Ce qui m'échappe toujours, c'est la relation entre le Catoblépas tel que défini dans Wikipédia et M. Georges Papandréou!!! A part le fait qu'il se "morde la queue"????

Je réagirai dorénavant moins impulsivement et je vais, de ce pas, me documenter de manière plus approfondie sur ce fameux animal mythique!!!

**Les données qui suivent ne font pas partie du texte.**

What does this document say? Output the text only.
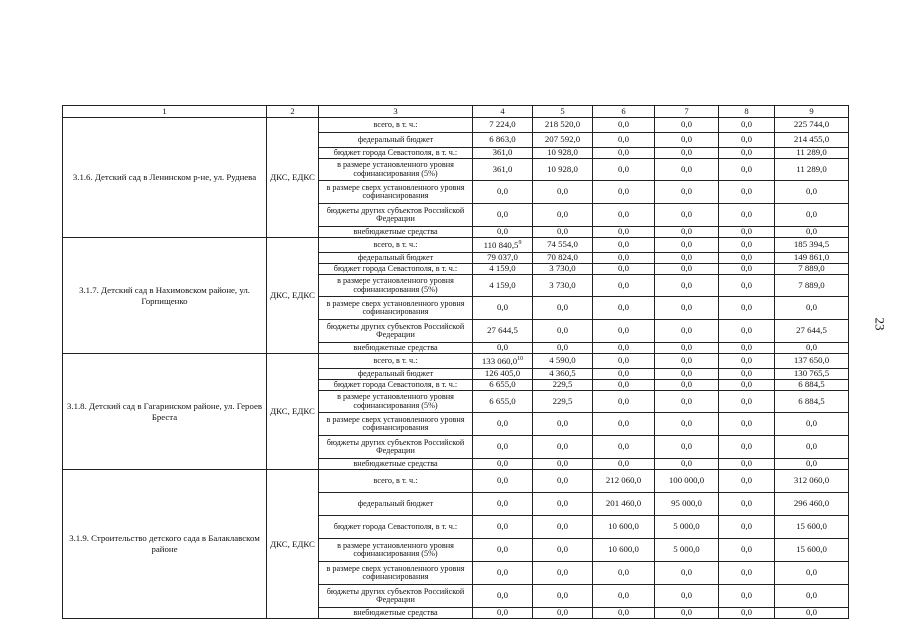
23
1	2	3	4	5	6	7	8	9
3.1.6. Детский сад в Ленинском р-не, ул. Руднева	ДКС, ЕДКС	всего, в т. ч.:	7 224,0	218 520,0	0,0	0,0	0,0	225 744,0
		федеральный бюджет	6 863,0	207 592,0	0,0	0,0	0,0	214 455,0
		бюджет города Севастополя, в т. ч.:	361,0	10 928,0	0,0	0,0	0,0	11 289,0
		в размере установленного уровня софинансирования (5%)	361,0	10 928,0	0,0	0,0	0,0	11 289,0
		в размере сверх установленного уровня софинансирования	0,0	0,0	0,0	0,0	0,0	0,0
		бюджеты других субъектов Российской Федерации	0,0	0,0	0,0	0,0	0,0	0,0
		внебюджетные средства	0,0	0,0	0,0	0,0	0,0	0,0
3.1.7. Детский сад в Нахимовском районе, ул. Горпищенко	ДКС, ЕДКС	всего, в т. ч.:	110 840,5$^9$	74 554,0	0,0	0,0	0,0	185 394,5
		федеральный бюджет	79 037,0	70 824,0	0,0	0,0	0,0	149 861,0
		бюджет города Севастополя, в т. ч.:	4 159,0	3 730,0	0,0	0,0	0,0	7 889,0
		в размере установленного уровня софинансирования (5%)	4 159,0	3 730,0	0,0	0,0	0,0	7 889,0
		в размере сверх установленного уровня софинансирования	0,0	0,0	0,0	0,0	0,0	0,0
		бюджеты других субъектов Российской Федерации	27 644,5	0,0	0,0	0,0	0,0	27 644,5
		внебюджетные средства	0,0	0,0	0,0	0,0	0,0	0,0
3.1.8. Детский сад в Гагаринском районе, ул. Героев Бреста	ДКС, ЕДКС	всего, в т. ч.:	133 060,0$^{10}$	4 590,0	0,0	0,0	0,0	137 650,0
		федеральный бюджет	126 405,0	4 360,5	0,0	0,0	0,0	130 765,5
		бюджет города Севастополя, в т. ч.:	6 655,0	229,5	0,0	0,0	0,0	6 884,5
		в размере установленного уровня софинансирования (5%)	6 655,0	229,5	0,0	0,0	0,0	6 884,5
		в размере сверх установленного уровня софинансирования	0,0	0,0	0,0	0,0	0,0	0,0
		бюджеты других субъектов Российской Федерации	0,0	0,0	0,0	0,0	0,0	0,0
		внебюджетные средства	0,0	0,0	0,0	0,0	0,0	0,0
3.1.9. Строительство детского сада в Балаклавском районе	ДКС, ЕДКС	всего, в т. ч.:	0,0	0,0	212 060,0	100 000,0	0,0	312 060,0
		федеральный бюджет	0,0	0,0	201 460,0	95 000,0	0,0	296 460,0
		бюджет города Севастополя, в т. ч.:	0,0	0,0	10 600,0	5 000,0	0,0	15 600,0
		в размере установленного уровня софинансирования (5%)	0,0	0,0	10 600,0	5 000,0	0,0	15 600,0
		в размере сверх установленного уровня софинансирования	0,0	0,0	0,0	0,0	0,0	0,0
		бюджеты других субъектов Российской Федерации	0,0	0,0	0,0	0,0	0,0	0,0
		внебюджетные средства	0,0	0,0	0,0	0,0	0,0	0,0
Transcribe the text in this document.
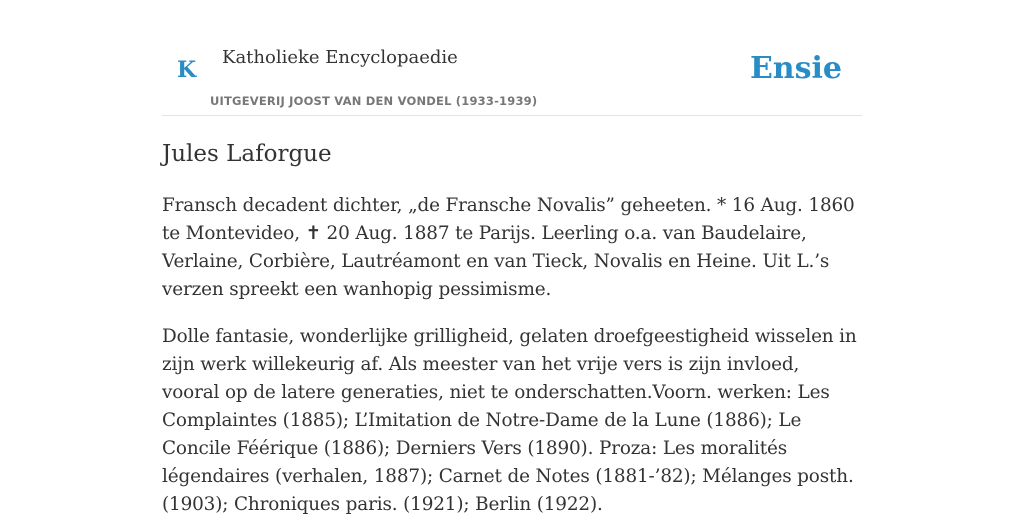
K Katholieke Encyclopaedie
UITGEVERIJ JOOST VAN DEN VONDEL (1933-1939)
Ensie
Jules Laforgue

Fransch decadent dichter, „de Fransche Novalis” geheeten. * 16 Aug. 1860 te Montevideo, ✝ 20 Aug. 1887 te Parijs. Leerling o.a. van Baudelaire, Verlaine, Corbière, Lautréamont en van Tieck, Novalis en Heine. Uit L.’s verzen spreekt een wanhopig pessimisme.

Dolle fantasie, wonderlijke grilligheid, gelaten droefgeestigheid wisselen in zijn werk willekeurig af. Als meester van het vrije vers is zijn invloed, vooral op de latere generaties, niet te onderschatten.Voorn. werken: Les Complaintes (1885); L’Imitation de Notre-Dame de la Lune (1886); Le Concile Féérique (1886); Derniers Vers (1890). Proza: Les moralités légendaires (verhalen, 1887); Carnet de Notes (1881-’82); Mélanges posth. (1903); Chroniques paris. (1921); Berlin (1922).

Tout ceci m'a tellement fait bondir d'indignation, depuis les infos de ce matin jusqu'à celle de 13 heures, que j'en ai oublié ma légendaire retenue!!!

tippel a dit…

Après l’erreur lourde de conséquence de la politique française en Afrique du nord, Tunisie, Libye, Egypte, soutenue par toute la gauche bobo caviar et les religions-vérités accréditées auprès de l’UMPS, crypto-cathos, réformés, et mahométanes sans oublier les idiots utiles qui sont légion en France, voilà l’euro, la ‘monnaie d’escrocs’ qui échappe aux voyous qui nous ont gouvernés depuis 1981. Les Grecs font la fine bouche, Papandréou le pétochard, chef du gouvernement socialiste de ce pays, après probablement de multiples réflexions, préférerait partager avec le peuple la décision de l’aide financière des Européens du nord. La Grèce vit ses derniers mois de prospérité dans la zone euro avant de donner le témoin à l’Espagne du socialiste Zapatero, puis au Portugal de l’autre socialiste Barrosso, avant que suivent l’Italie et bien évidemment la généreuse et cosmopolite république française. L’heure des comptes arrive et ce ne sont pas les hordes nazies, ni les idées ‘nauséabondes’ du Front National que le peuple doit craindre, mais les masses hétéroclites rebaptisées des nouveaux gauchistes.
Que l’on soit ou non d'accord avec Madame Le Pen, ce parti aborde la question de l'Europe avec une logique qui manque aux principaux partis politiques. Entre une gauche qui défend les sans-papiers et qui condamne un capitalisme effréné et une droite qui feint de protéger les entrepreneurs pendant qu'elle punit (son seul triomphe) les délinquants de la route. Elle est la seule dirigeante d'un parti politique majeur à réaliser que, dans une large mesure, l'immigration EST le mauvais capitalisme.